How can it even work?

Passwordless with microsoft can go horribly wrong since there isnt two factors then giving someonr the first factor and they have full access and can change security info

Thank you for this information, very helpful. For now, I’m sticking with two-factor authentication using a strong password first. I simply don’t have confidence in this password-less method, especially with my Microsoft account.

The only factor of auth being used here is your email, so this isn't really using MFA. If the email service provider (eg: Gmail) is compromised, a bad actor can access your email and therefore get access your Medium account. One way to mitigate this is using another factor of auth such as an OTP texted to your phone via. This is more secure because while it's somewhat likely that either your email can be broken into or your phone can be stolen, the likelihood of BOTH occurring is negligibly small.

Email with a link is only one option for Passwordless. There is MFA within other Passwordless options that have no issues like the email delay issue.

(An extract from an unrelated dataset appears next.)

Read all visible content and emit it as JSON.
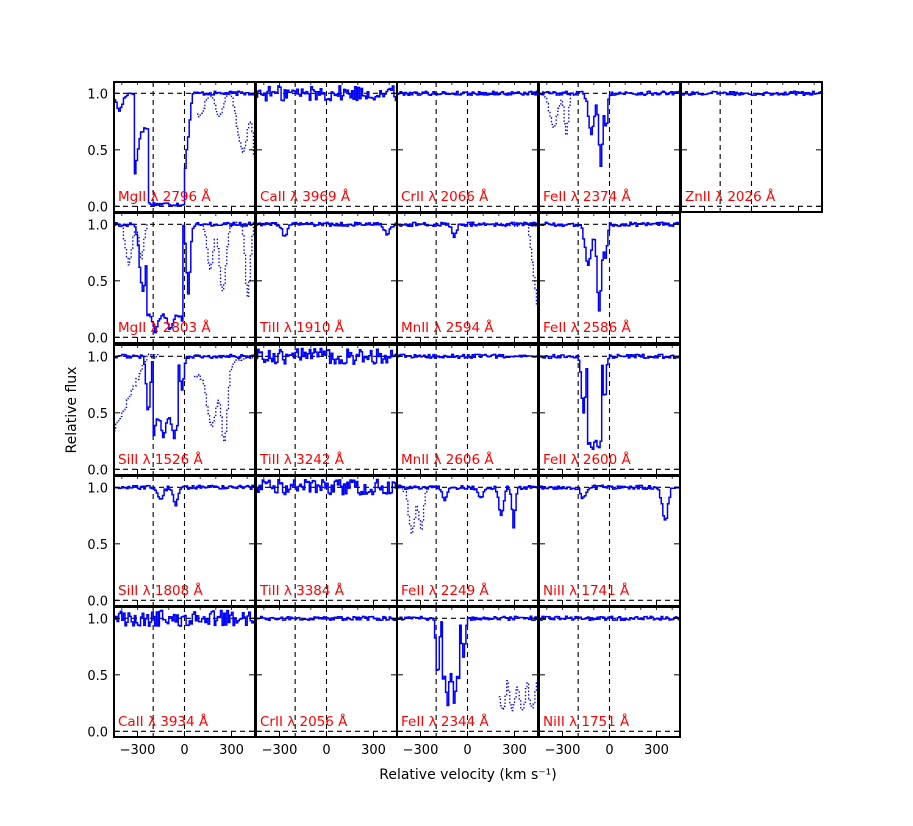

I use it on my lesser accounts. But not on my paypal or bank account. The accounts use my computer I.D. Of course anyone using my computer could log in but it is not likely at all.

I don't like having the Microsoft authenticator app requesting access when someone else is trying to get into my account. Seems like they should at least enable a pin before someone can just request to get into your account with passwordless. I don't want to see all the requests in my face if they aren't me. It seems like they should at least have to enter a pin before they can request passwordless entry and that way I wouldn't see any request that didn't have the pin. I'd feel better with passwordless if you could still keep an option to use a security key too.

I currently use a password and the Authenticator app. If my password gets hacked, they still need the authenticator access. On trusted devices I already only have to use the app, instead of a password. I’m still trying to figure out how passwordless is more convenient and safe

Thank you! Why do you not generally recommend signing in with third-party services, e.g. Google which itself may be strong enough with 2FA enabled whereas the initial website may lack 2FA option?

Amazing! A video of more than 8 minutes and nowhere do you mention the correct answer to the question in the title... 4:00 Medium not having a password means that if you lose access to your original email account, you also will no longer be able to log into Medium. A false sense of security should not have to come at the risk of losing your account completely because there is no sensible password backup available to get in. 5:00 Instead of password reuse, you have email reuse. All a hacker has to do, is fake up an email to get you to log in to a fake site and provide your personal information there. 7:30 And let's not forget that you are not the only person who has emails that get stuck and take ages to arrive, which means people can no longer log in at a moment's notice.

PASSWORDLESS is safe for me because it removes the need to hide my password somewhere OFF of the local computer and the fear of losing that document

Awesome Explication really I understood very well, and I will follow your comments, thanks

Interesting video you are right its not perfect

Honestly my email account has been getting hacked into let me just say Microsoft/outlook security sucks.

Excellent explanation and I concur with your opinion about 2 form factor being gold. I prefer it myself. However if I loose my phone or stolen it does put a damper or chink in the armor. Or even an Issue with email. I use both authenticator apps, SMS and email with most that would allow it.